Projects 💻


Topic Extraction & Dynamic Visualization

Graph View Image

This project concentrated on extracting keywords efficiently from concise submission titles, aiming to generate topics within 2-3 seconds to preserve the responsiveness of the web application. Additionally, by analyzing patterns in the data, we were able to automatically categorize submissions based on their topics or the nature of the submission, such as explanations, applications, or papers. To enhance user experience, we visualized the data in a graph-like hierarchical view, complete with drill-down and roll-up functionality.

Unit Test Generation using LLM and CodeQL

GenAI + SWE Image

The project aims to improve the accuracy of generating unit tests for Java methods using ChatGPT by addressing challenges linked to complex functions and limited context. By integrating CodeQL for static analysis, the project can extract detailed metadata from the codebase, enhancing ChatGPT's understanding of Java classes and their dependencies. This combined approach is expected to significantly improve the quality of unit tests generated, leveraging CodeQL's analysis strengths and ChatGPT's natural language processing capabilities.

End-to-End SQS -> PostgreSQL Data Pipeline

SQS ETL Image

In this project, I have developed and demonstrated a solution for piping data from AWS SQS to PostgreSQL. The entire project is containerized using Docker, ensuring easy deployment and scalability. Additionally, the project includes comprehensive unit tests to verify functionality and detailed documentation to support a production-ready implementation. This approach ensures reliability, maintainability, and ease of integration into existing systems.

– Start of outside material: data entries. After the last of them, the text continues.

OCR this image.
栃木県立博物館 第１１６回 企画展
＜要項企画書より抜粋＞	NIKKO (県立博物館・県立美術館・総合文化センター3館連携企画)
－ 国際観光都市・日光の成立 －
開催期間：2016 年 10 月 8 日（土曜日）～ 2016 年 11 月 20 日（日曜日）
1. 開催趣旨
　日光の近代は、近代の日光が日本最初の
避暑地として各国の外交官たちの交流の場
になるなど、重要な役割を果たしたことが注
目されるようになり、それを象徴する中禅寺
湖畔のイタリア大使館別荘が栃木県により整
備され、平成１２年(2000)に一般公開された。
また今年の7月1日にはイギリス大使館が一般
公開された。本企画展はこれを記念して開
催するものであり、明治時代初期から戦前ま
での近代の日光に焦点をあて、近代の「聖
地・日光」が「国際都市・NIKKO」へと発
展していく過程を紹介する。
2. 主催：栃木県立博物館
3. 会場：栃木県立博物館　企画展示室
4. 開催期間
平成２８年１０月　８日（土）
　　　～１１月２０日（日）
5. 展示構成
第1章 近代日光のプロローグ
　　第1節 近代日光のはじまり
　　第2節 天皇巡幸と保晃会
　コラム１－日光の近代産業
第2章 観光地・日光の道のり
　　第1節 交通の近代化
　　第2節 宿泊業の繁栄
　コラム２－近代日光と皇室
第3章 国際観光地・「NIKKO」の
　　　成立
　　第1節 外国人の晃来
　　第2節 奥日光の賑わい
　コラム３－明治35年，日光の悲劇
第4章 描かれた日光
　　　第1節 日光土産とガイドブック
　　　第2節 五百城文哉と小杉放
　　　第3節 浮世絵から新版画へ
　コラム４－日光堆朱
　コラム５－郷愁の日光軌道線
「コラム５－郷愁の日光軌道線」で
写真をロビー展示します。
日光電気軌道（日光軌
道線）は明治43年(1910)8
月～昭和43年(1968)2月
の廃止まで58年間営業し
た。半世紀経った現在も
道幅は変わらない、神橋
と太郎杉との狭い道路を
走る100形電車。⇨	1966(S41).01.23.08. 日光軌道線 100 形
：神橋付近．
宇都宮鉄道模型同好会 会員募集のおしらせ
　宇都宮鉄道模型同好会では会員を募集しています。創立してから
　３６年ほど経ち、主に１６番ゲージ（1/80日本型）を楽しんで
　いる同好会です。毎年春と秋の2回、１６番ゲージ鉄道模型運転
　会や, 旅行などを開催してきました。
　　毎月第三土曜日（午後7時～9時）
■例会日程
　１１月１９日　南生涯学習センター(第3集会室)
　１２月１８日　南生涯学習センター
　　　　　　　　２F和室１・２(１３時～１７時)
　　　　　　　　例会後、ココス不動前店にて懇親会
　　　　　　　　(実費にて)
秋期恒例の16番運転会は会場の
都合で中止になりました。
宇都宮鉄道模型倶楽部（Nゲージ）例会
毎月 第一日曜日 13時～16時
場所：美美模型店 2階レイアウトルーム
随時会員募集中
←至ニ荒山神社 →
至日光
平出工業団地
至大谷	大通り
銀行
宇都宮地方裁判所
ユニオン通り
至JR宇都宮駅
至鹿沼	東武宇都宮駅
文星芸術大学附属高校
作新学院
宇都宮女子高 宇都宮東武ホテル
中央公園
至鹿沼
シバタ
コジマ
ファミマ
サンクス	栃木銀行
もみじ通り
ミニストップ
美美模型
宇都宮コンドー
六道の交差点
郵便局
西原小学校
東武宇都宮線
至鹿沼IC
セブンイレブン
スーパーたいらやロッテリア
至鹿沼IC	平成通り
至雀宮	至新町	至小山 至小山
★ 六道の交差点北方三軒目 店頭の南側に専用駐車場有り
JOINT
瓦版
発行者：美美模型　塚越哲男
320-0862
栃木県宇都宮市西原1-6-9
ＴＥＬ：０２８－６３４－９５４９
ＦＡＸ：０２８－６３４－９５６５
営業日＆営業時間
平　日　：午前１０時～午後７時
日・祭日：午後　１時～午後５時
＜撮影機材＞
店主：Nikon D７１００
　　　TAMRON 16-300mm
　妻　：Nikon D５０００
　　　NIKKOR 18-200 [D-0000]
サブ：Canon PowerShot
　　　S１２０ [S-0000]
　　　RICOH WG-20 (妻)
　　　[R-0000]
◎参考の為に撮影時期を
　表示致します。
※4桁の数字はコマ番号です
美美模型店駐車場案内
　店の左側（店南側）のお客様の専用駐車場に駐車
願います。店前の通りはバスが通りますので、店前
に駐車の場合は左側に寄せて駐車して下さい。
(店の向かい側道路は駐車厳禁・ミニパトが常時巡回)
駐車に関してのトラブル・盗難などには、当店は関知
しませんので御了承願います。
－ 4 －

Prompt Engineering for Code Tasks

Prompt Engg Image

The project aims to harness the power of ChatGPT, a language model, for automating various code-related processes. By employing ChatGPT, the project can generate inputs and outputs, unit tests, semantically equivalent code, and code mutants, streamlining code tasks and enhancing code quality. Extensive prompt engineering ensures ChatGPT comprehends the context and provides accurate responses, and a Python-based script enables multi-turn conversations, allowing users to iteratively refine queries for improved results.

Forest Migration

Forest ETL Image

In this project, I worked closely with internal stakeholders and clients to establish transformation rules for data processes. I developed a batch processing pipeline that utilized multi-threading to improve data transfer speeds, eliminate bottlenecks, and boost system throughput by 20%. Additionally, I employed optimization techniques to parallelize tasks like relation creation and dataset migration, which reduced latency by 15%.